As the EU institutions publish a great number of documents every day, learning how these digital trackers work is essential to gaining insight in the procedures leading to the adoption of legal acts. Below you can read more about the functioning of these trackers and how best to use them!
Commission Work Programme
A good start to any initiative to track the EU policy-making cycle is to take a look at the Commission Work Programme. This work program is published yearly and details what the (legislative) plans of the Commission are the upcoming year.
Consilium is the shared website of the European Council and the Council of the EU. It allows users to search for EU documents, which can be prompted through the use of an interinstitutional code or title. This number is used throughout the EU institutions in order to simplify working procedures.
For example, the (previous) Waste Framework Directive (WFD) is referred to as: 2005/0281/COD.
Furthermore, via the Consilium website, it is possible to gain insight into the agendas, minutes and official documents of the Council of the European Union and Coreper 1 and 2. For example, searching for the interinstitutional number of the WFD returns a significant amount of results. Unlike the other trackers mentioned in this Theory Module, Consilium does not provide an overview or status of a specific EU legislative process. As the main portal for the Council, it is still helpful to visit the website and take account of the latest (legislative) documents by the Council or the European Council.
This database covers most texts published by the EU-institutions and is updated frequently. Its main source is the Official Journal of the European Union. The site is maintained by the Publications Office of the EU. The Publications Office is an interinstitutional office tasked with publishing the publications of the EU institutions. It allows the user to search for documents using titles, but also interinstitutional codes. Not only is it possible to find all relevant documents usring EUR-Lex, it also possible to monitor the status of EU legislative procedures.
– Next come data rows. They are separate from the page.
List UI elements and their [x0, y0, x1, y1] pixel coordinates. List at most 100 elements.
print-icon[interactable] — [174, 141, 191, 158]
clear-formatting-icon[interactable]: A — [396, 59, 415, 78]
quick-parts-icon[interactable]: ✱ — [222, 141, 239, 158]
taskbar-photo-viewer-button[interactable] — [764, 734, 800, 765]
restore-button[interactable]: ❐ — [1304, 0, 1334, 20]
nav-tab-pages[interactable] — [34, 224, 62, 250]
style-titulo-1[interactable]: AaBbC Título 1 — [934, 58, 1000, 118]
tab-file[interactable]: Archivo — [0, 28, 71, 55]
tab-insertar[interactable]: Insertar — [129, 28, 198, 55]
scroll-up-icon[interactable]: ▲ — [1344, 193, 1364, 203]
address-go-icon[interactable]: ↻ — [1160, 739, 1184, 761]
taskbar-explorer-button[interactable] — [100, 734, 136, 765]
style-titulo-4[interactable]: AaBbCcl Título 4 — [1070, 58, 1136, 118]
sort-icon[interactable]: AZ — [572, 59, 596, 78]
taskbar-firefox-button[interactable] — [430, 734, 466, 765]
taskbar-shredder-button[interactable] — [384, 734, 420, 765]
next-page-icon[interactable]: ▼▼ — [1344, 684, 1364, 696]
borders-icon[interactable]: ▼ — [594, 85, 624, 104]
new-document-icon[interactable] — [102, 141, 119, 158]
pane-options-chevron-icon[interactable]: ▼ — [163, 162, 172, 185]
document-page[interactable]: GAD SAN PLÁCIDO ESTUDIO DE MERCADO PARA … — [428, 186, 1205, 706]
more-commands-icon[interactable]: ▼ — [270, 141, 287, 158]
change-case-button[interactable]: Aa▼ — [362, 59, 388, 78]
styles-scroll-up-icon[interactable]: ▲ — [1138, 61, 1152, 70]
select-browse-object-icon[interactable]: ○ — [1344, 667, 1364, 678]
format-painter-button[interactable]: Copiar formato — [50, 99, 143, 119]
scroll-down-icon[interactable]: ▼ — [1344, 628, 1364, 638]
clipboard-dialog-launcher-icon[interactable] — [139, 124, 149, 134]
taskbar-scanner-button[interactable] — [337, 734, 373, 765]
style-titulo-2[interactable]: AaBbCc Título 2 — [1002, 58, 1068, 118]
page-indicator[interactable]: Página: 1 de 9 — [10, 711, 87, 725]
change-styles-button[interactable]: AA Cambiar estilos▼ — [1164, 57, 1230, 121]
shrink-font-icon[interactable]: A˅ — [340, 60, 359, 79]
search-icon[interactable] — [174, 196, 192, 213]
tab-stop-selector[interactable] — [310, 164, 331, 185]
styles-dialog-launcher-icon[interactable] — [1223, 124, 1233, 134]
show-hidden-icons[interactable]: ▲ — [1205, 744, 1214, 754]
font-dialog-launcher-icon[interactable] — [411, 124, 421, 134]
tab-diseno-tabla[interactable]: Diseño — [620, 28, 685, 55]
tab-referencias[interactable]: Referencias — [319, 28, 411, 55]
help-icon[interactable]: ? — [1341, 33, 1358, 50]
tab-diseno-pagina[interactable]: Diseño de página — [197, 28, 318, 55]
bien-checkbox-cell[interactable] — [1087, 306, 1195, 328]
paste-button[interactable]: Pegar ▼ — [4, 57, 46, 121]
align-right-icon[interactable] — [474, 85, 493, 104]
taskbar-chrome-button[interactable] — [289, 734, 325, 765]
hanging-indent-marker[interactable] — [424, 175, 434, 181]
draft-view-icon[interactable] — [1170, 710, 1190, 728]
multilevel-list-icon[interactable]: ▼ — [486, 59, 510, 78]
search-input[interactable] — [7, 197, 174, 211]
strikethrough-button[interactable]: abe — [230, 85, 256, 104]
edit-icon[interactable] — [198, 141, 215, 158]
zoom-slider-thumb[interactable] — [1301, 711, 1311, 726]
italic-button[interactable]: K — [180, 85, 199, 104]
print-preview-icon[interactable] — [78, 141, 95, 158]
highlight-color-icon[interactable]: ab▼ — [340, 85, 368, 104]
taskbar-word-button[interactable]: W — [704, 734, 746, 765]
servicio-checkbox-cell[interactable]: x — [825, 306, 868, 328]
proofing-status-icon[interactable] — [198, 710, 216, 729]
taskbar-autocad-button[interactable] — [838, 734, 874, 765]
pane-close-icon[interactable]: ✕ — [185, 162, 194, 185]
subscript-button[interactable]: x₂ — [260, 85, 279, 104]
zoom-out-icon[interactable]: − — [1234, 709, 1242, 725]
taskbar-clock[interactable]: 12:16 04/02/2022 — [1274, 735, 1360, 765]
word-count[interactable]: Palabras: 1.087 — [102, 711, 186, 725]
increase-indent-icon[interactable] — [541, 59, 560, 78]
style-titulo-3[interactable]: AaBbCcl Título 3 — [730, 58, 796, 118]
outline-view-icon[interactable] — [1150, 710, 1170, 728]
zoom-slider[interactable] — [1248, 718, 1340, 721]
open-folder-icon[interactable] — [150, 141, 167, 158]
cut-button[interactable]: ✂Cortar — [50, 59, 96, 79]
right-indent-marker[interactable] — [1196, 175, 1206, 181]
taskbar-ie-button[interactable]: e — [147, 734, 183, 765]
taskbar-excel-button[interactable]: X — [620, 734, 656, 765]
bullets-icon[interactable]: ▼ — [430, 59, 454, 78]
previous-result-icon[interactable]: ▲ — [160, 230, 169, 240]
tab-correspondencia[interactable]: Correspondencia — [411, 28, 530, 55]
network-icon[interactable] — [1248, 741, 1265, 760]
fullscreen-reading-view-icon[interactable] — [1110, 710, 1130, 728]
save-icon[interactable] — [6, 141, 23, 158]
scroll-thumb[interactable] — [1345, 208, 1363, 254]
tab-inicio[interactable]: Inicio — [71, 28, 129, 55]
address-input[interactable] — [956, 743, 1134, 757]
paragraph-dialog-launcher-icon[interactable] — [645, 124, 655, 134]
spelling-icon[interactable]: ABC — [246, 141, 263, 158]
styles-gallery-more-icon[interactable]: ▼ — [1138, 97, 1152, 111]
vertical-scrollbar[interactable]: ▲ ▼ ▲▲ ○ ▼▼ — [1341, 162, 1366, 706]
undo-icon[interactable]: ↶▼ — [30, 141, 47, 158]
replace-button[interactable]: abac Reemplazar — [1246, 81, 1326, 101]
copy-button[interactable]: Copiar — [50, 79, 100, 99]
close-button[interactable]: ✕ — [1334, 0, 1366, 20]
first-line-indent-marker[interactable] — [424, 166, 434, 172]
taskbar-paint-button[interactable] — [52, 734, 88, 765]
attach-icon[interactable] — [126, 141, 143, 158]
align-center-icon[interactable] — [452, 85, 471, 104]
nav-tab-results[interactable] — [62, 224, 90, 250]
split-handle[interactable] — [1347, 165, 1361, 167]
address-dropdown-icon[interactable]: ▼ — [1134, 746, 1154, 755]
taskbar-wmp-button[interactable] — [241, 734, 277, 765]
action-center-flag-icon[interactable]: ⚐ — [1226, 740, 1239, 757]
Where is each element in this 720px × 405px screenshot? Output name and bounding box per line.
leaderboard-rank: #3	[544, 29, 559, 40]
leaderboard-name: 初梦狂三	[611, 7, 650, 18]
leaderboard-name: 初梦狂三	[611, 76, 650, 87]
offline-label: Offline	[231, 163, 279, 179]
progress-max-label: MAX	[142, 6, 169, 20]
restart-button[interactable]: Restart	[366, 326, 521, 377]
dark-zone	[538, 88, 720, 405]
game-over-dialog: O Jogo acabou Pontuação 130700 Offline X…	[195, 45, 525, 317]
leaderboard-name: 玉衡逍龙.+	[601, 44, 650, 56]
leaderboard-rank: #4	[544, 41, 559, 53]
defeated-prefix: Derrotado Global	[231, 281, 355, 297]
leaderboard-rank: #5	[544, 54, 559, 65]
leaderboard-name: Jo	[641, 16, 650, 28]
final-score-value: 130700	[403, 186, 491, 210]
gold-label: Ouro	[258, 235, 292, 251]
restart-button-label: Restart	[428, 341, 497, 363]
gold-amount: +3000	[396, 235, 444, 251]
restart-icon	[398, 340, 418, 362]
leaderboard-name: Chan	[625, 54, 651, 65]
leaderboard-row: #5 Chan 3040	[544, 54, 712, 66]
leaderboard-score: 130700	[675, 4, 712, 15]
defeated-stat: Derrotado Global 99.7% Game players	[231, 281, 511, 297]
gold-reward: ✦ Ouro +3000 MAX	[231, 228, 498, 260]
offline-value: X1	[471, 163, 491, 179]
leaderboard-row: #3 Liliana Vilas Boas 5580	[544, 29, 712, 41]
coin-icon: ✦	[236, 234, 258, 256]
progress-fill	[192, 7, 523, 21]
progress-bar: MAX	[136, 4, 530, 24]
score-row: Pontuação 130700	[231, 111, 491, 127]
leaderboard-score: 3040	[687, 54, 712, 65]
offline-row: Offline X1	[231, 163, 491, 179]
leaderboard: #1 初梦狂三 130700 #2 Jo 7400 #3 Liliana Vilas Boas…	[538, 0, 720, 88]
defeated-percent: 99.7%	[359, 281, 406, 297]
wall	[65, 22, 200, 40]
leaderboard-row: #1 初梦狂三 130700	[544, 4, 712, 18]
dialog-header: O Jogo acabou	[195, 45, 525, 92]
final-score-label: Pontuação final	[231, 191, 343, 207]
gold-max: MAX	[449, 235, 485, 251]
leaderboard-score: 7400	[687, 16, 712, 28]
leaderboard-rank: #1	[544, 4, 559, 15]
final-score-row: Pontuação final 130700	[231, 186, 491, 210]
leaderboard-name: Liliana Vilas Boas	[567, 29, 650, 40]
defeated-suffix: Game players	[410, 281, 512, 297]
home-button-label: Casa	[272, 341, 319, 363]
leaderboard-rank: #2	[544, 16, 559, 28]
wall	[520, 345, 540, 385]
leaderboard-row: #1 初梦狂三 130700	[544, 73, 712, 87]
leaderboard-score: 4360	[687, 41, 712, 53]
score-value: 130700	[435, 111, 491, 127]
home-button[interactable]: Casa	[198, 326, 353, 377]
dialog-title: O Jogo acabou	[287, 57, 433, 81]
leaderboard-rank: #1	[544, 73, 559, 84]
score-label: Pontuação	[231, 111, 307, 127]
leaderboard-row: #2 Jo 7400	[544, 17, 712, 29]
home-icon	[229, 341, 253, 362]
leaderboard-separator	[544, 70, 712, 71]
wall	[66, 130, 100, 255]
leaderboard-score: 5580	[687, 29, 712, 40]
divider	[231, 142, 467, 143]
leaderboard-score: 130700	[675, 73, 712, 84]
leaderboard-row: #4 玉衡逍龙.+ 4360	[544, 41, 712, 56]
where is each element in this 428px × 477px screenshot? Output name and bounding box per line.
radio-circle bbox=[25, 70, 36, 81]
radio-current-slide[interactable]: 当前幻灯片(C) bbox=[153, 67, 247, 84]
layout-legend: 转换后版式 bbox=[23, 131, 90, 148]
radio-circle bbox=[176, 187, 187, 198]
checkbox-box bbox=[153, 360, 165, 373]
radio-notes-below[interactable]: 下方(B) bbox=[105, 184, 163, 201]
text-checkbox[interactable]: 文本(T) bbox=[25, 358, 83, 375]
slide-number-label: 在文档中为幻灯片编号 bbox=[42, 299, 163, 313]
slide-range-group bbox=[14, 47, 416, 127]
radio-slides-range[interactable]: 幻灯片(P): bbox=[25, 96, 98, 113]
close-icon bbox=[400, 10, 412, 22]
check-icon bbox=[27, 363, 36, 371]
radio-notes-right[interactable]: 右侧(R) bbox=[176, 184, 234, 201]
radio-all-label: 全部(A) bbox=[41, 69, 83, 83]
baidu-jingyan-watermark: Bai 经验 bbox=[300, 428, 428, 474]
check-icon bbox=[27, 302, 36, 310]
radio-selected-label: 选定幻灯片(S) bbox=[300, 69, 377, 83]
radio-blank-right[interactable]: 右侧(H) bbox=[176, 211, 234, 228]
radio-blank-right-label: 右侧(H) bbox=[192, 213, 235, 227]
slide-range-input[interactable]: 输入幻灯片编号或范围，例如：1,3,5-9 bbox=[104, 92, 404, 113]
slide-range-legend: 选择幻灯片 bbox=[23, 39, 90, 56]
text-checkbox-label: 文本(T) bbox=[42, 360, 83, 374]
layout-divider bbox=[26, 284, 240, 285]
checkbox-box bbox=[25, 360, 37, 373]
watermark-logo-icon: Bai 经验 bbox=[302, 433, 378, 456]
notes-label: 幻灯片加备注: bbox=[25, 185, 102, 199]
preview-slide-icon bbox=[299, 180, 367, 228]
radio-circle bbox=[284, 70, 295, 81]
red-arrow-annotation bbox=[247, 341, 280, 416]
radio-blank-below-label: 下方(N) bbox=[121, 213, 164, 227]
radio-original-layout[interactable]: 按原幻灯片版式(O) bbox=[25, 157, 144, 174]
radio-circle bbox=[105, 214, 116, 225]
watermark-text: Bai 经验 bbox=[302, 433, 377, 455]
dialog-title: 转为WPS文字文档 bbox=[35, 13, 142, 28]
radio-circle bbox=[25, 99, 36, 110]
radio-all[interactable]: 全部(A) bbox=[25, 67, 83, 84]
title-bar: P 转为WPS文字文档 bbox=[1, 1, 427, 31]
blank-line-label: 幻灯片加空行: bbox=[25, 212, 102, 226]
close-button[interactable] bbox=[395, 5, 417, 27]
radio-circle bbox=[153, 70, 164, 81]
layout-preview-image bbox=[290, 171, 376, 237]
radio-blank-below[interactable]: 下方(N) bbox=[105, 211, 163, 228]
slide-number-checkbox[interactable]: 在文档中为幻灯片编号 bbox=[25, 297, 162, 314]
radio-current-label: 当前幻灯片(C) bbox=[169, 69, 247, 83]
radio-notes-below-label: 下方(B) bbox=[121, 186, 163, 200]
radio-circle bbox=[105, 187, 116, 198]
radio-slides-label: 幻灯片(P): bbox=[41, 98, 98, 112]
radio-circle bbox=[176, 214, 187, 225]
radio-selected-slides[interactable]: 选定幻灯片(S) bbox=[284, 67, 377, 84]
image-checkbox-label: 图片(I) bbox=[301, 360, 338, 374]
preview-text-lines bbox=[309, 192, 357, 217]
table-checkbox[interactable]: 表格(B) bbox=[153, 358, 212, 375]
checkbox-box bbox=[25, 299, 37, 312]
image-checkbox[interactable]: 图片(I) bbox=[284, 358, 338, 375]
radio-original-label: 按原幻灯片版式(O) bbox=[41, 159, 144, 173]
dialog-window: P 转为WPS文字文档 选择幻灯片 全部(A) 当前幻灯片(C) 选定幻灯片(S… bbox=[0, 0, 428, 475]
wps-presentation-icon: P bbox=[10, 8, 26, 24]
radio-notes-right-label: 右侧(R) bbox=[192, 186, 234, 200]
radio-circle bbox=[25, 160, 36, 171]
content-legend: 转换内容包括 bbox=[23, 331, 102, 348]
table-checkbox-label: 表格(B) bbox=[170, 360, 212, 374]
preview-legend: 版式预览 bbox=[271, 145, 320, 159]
For example, this overview shows how the recent legislative process amending the WFD unfolded between the Commission, Council and Parliament and which positions were taken in the decisionmaking process.
Oeil is the legislative observatory for the European Parliament. It provides roughly the same overview of the EU legislative process as EUR-Lex, but this website is particularly aimed at the European Parliament. It is an especially useful source for information about the EU legislative process within the European Parliament by providing overviews of scheduled debates, votes in parliamentary committees and assigned rapporteurs for specific legislative procedures.
For example, on this webpage, Oeil provides an overview of the legislative process regarding the WFD. Under key events, it shows the particular process the commission proposal went through in the Parliament. Moreover, it shows detailed information about the negotiation teams involved for each of the institutions.
This service is maintained by volunteers who obtain their data from the website of the European Parliament, EP plenary minutes and parliamentary committee agendas. It is a unique tool that combines multiple sources into a comprehensive legislative monitoring instrument.
For example, on the dossier page of the website, it is possible to see the current status of numerous legislative proposals in the EP, including the responsible rapporteur.